Image Credit: © Oluwatosin Daniju
Riddled with intentional imperfections, Find Your Eyes is a raw deep-dive into Reid’s process both as an artist and as a man dealing with a lifetime of conflict, grief and joy. A standout moment of Reid’s performance, which is divided into titled acts and subsections, is the Afrofuturistic “Mum and the gods” sequence. It is a beautifully choreographed, moving portrayal of Reid’s contemplations after his mother’s stroke. Reid’s narration echoes through the space while performer Salomé Pressac wears a bright yellow dress and writhes on a cold white slab. Pressac’s movements decrease in precision until her body is reduced to a shell on a bed, reaching out to a robotic god of Reid’s creation. Reid describes his mother’s strong spirit and dedication to years of “back-breaking” work, before the stroke left her at the will of carers in plastic medical gloves with no regard for her humanity. His narrative reflects on the injustice of reducing a woman who has dedicated her life to caring for others to a piece of “meat”, whose body is no longer “her own.”
The entire performance is a contemplation of bodies – our relationship with, ownership of and connection to skin and bones. In a paradoxically empowering segment, performer Zuzanna Kijanowska receives a mid-show applause for her staggeringly strong pole routine while Reid photographs striking images of her as a “human kite.” It is a scene that, despite choreography, requires live adjustment as Reid tells Kijanowska to “find her light” and Hemedi adjusts the wind machine for the best shot. The result is a series of remarkable visuals, the products of a seamless collaboration between Reid, his performers and Ti Green’s simple yet imaginative set.
It is the creative process which is on display, and Reid embodies multiple roles during the 90 minute performance. In the portrait segment of the piece, Reid becomes a vehicle for his model’s story to be captured; he has no interest in photographing “what you look like,” but “what you have been through.” In the narrative section of the performance, for which the camera is put aside, Pressac and Hemedi enact abstract choreography of a traumatic experience in Reid’s life. In this scene, Reid blurs the line between storyteller and performer, moving the performers’ bodies as though he is both a peer and a puppeteer in this stunning, silent negotiation of how Reid handles trauma.
“The audience experience is almost one of walking through a gallery, observing individual works in an exhibition and being urged to weave the web yourself. ”
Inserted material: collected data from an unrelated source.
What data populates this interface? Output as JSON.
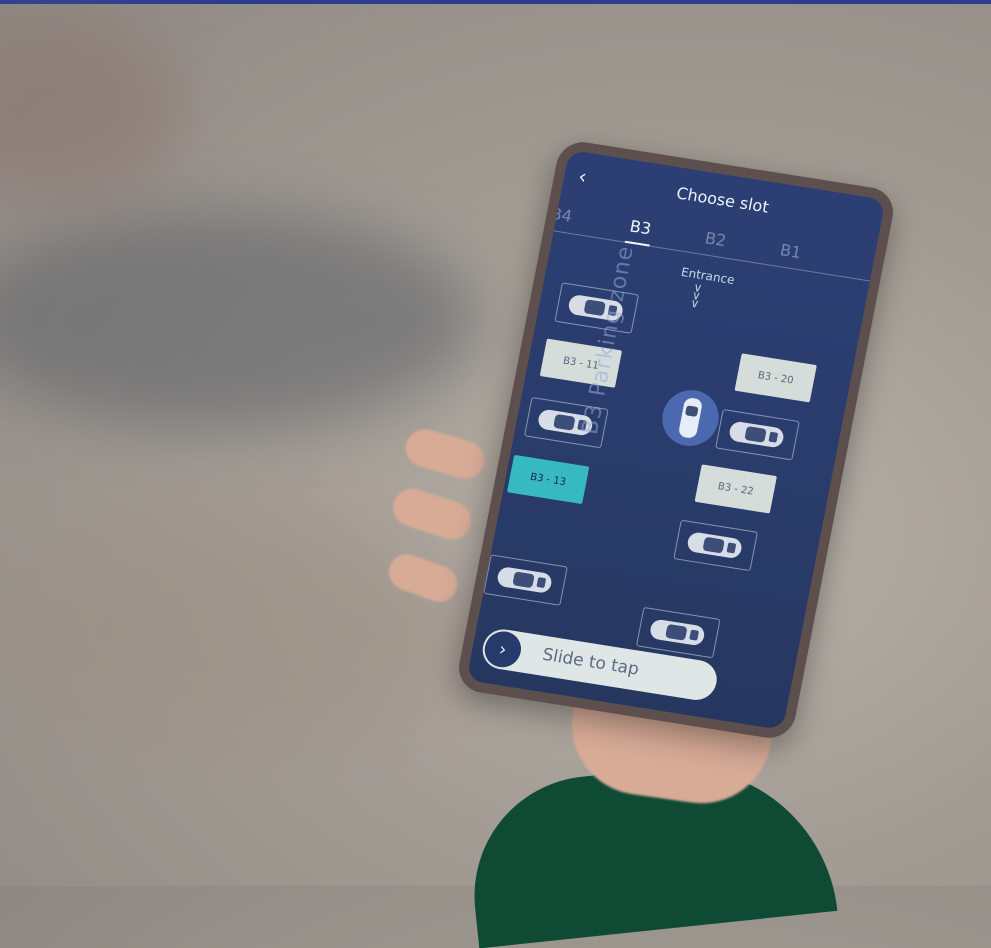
{
  "app": {
    "title": "Choose slot",
    "back_icon": "chevron-left-icon"
  },
  "tabs": [
    {
      "label": "B4",
      "active": false
    },
    {
      "label": "B3",
      "active": true
    },
    {
      "label": "B2",
      "active": false
    },
    {
      "label": "B1",
      "active": false
    }
  ],
  "map": {
    "entrance_label": "Entrance",
    "zone_label": "B3 Parking zone",
    "open_slots": [
      {
        "label": "B3 - 11",
        "selected": false
      },
      {
        "label": "B3 - 13",
        "selected": true
      },
      {
        "label": "B3 - 20",
        "selected": false
      },
      {
        "label": "B3 - 22",
        "selected": false
      }
    ]
  },
  "slider": {
    "label": "Slide to tap",
    "icon": "chevron-right-icon"
  },
  "colors": {
    "screen_bg": "#2c3f74",
    "selected_slot": "#37b9c1",
    "open_slot": "#d4ddd9"
  }
}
In other scenes, however, Reid instructs the models in different positions, tuts at images he is unsatisfied with and nods to the visual programmer, Ross Flight, who is uploading Reid’s work live at the edge of the stage. Here, Reid is the photographer. Despite the blend of theatricality, choreography and imagery, the photographer’s lens seems to be one he cannot shake. In format, the performance is spliced and compartmentalised into subsections, comprising a collection of visual art, performance, narration, quotes and titles projected on displays. Each moment is provocative, but narrative fluidity is sacrificed. The audience experience is almost one of walking through a gallery, observing individual works in an exhibition and being urged to weave the web yourself. Find Your Eyes is a site of many starting points, without articulating fully for itself.
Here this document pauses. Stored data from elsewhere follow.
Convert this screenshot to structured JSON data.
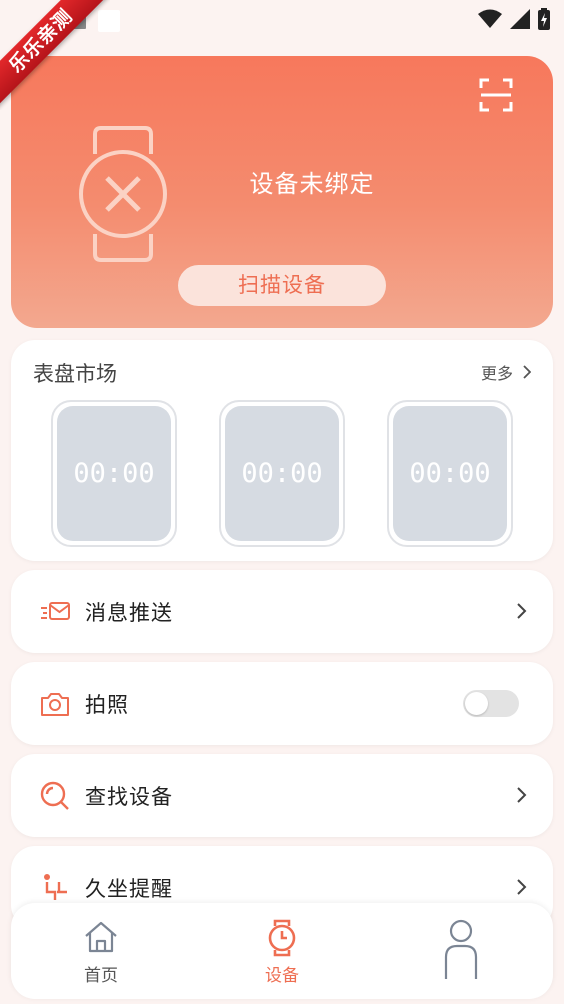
{
  "ribbon": {
    "text": "乐乐亲测"
  },
  "device": {
    "status_text": "设备未绑定",
    "scan_button_label": "扫描设备"
  },
  "watch_market": {
    "title": "表盘市场",
    "more_label": "更多",
    "faces": [
      {
        "time": "00:00"
      },
      {
        "time": "00:00"
      },
      {
        "time": "00:00"
      }
    ]
  },
  "features": {
    "message_push": {
      "label": "消息推送"
    },
    "camera": {
      "label": "拍照",
      "toggle_on": false
    },
    "find_device": {
      "label": "查找设备"
    },
    "sedentary_reminder": {
      "label": "久坐提醒"
    }
  },
  "tabbar": {
    "items": [
      {
        "label": "首页",
        "icon": "home-icon",
        "active": false
      },
      {
        "label": "设备",
        "icon": "watch-icon",
        "active": true
      },
      {
        "label": "",
        "icon": "profile-icon",
        "active": false
      }
    ]
  },
  "colors": {
    "accent": "#ee6e52",
    "hero_top": "#f7785c",
    "hero_bottom": "#f3a88f",
    "background": "#fcf3f1"
  }
}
While unusual for a long-form theatre piece, I do not think this stylistic choice is ineffective. In one of the opening quotes, Reid announces that perfection is ugly, and it soon becomes clear that he is interested in the raw process over the finished product. Find Your Eyes becomes an interrogation of why we enter an auditorium expecting the nuts and bolts of a performance to be hidden from our eyes, and Reid’s refusal to hide the imperfections of the artistic process—and the human experience for that matter—makes for an innovative visual spectacle.
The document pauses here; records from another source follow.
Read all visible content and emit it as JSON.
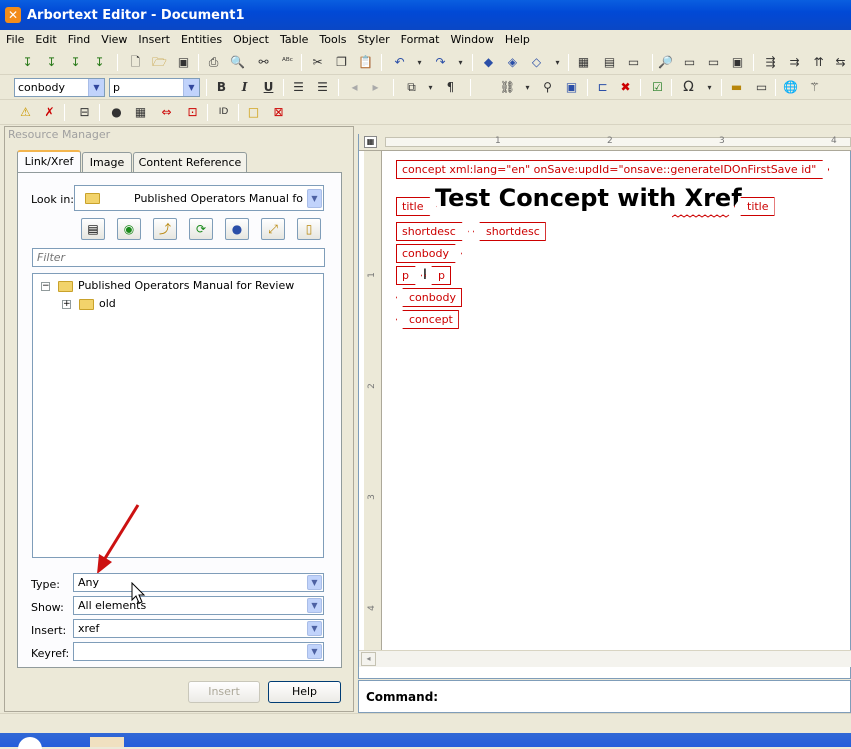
{
  "window": {
    "title": "Arbortext Editor - Document1"
  },
  "menu": [
    "File",
    "Edit",
    "Find",
    "View",
    "Insert",
    "Entities",
    "Object",
    "Table",
    "Tools",
    "Styler",
    "Format",
    "Window",
    "Help"
  ],
  "toolbar2": {
    "element_combo": "conbody",
    "para_combo": "p",
    "bold": "B",
    "italic": "I",
    "underline": "U",
    "pilcrow": "¶",
    "omega": "Ω"
  },
  "resource_manager": {
    "title": "Resource Manager",
    "tabs": [
      "Link/Xref",
      "Image",
      "Content Reference"
    ],
    "look_in_label": "Look in:",
    "look_in_value": "Published Operators Manual fo",
    "filter_placeholder": "Filter",
    "tree": {
      "root": "Published Operators Manual for Review",
      "child": "old"
    },
    "type_label": "Type:",
    "type_value": "Any",
    "show_label": "Show:",
    "show_value": "All elements",
    "insert_label": "Insert:",
    "insert_value": "xref",
    "keyref_label": "Keyref:",
    "keyref_value": "",
    "insert_button": "Insert",
    "help_button": "Help"
  },
  "editor": {
    "ruler_marks": [
      "1",
      "2",
      "3",
      "4"
    ],
    "vruler_marks": [
      "1",
      "2",
      "3",
      "4"
    ],
    "concept_open": "concept xml:lang=\"en\" onSave:updId=\"onsave::generateIDOnFirstSave id\"",
    "title_open": "title",
    "title_text": "Test Concept with Xref",
    "title_close": "title",
    "shortdesc_open": "shortdesc",
    "shortdesc_close": "shortdesc",
    "conbody_open": "conbody",
    "p_open": "p",
    "p_close": "p",
    "conbody_close": "conbody",
    "concept_close": "concept"
  },
  "command": {
    "label": "Command:"
  }
}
Benji Reid: Find Your Eyes is a deeply moving display of artistic innovation, birthed out of an intimate collaboration between Reid and his small but mighty team of talented performers and the tech crew, who are as much part of the performance as Reid himself. Spearheaded by Reid’s remarkable photographic talent and radical honesty, it is a work of performance art that will leave you inspired.
You can still catch Benji Reid: Find Your Eyes at Sadler’s Wells East in Stratford, London, June 4-7th.